There are Glindas and Gandalfs among us who know when the flowers bloom, whence the birds sing, and why the wind blows. We only needst ask them. And we do. Many a forum brims with their wisdom, secure but obscure. Google crawls and indexes the message boards, but the culture and structure of forums and niche-interest sites lend themselves to threaded anonymous discussion, not the aggregation and distillation of friendly advice from local experts and time-tested specialists.
Quora and Reddit, and in some sense Disqus, are doing a fine job of standardizing and consolidating these discussions by offering everyone citizenship and a civilized agora. So we ought to be able to place the right questions in the right places to gather some leads. Who knows, we might even spark some enthusiasm.

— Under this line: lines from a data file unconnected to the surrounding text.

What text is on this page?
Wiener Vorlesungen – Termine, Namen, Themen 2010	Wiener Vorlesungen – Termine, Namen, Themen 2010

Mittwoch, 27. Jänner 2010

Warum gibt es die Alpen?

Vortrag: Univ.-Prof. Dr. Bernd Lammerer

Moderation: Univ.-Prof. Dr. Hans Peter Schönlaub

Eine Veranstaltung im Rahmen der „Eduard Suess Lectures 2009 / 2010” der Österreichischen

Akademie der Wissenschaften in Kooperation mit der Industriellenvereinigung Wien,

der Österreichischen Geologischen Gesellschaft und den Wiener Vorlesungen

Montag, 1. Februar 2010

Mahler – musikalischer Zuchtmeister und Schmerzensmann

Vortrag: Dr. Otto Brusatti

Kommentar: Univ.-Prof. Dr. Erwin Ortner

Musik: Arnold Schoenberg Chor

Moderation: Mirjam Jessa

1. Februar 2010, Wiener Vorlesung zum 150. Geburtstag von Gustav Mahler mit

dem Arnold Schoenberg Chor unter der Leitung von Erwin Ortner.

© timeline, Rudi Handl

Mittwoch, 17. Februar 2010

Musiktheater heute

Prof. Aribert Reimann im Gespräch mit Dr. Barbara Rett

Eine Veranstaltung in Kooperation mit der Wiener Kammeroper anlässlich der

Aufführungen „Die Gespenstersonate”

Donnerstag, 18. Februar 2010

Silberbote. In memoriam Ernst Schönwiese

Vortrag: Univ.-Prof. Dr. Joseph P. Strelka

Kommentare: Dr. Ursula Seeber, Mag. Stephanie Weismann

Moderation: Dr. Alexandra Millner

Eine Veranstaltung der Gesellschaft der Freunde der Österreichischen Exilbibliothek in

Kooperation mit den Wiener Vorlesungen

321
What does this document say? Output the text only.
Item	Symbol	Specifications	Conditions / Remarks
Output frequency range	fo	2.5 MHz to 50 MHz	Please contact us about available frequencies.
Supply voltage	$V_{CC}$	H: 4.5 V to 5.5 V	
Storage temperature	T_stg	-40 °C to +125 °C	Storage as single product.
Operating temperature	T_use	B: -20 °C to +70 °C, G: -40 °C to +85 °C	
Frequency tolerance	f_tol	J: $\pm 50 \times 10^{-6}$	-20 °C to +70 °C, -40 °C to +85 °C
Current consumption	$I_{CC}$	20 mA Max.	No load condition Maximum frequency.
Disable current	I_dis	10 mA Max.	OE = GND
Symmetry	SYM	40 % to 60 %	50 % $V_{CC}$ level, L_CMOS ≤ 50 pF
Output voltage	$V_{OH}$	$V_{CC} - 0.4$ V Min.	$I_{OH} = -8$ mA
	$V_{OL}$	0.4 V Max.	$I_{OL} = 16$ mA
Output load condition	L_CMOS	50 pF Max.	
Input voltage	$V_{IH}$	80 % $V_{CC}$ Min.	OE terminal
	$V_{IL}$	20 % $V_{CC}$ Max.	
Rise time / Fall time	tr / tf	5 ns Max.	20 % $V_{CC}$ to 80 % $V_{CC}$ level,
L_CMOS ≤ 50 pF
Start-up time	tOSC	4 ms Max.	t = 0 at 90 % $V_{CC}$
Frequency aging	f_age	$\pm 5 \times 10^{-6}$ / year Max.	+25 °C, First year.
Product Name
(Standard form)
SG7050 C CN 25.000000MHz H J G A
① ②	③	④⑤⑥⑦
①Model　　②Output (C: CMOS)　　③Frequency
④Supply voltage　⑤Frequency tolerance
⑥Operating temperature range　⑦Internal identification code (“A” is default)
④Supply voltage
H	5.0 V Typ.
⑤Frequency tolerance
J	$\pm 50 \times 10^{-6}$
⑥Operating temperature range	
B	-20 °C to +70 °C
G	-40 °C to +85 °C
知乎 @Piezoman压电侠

Ideally those who greet the morning fog, paddle out past the breakers, scramble to the first pitch, bathe in the geothermals, forage for chanterelles or whatever fungi, ideally they will offer and we will collect their evanescent instants of wonderment.
“Mmm, it’s nice here today.”
That’s it. That’s all we want, from millions and millions of people all over the world all year long. Then, whenever you find yourself wondering where to go when you have the spacetime to spare, just give the globe a whirl and scrub to a datetime. Or pick up that old smartphone you used to carry around everywhere. There might still be an app for that.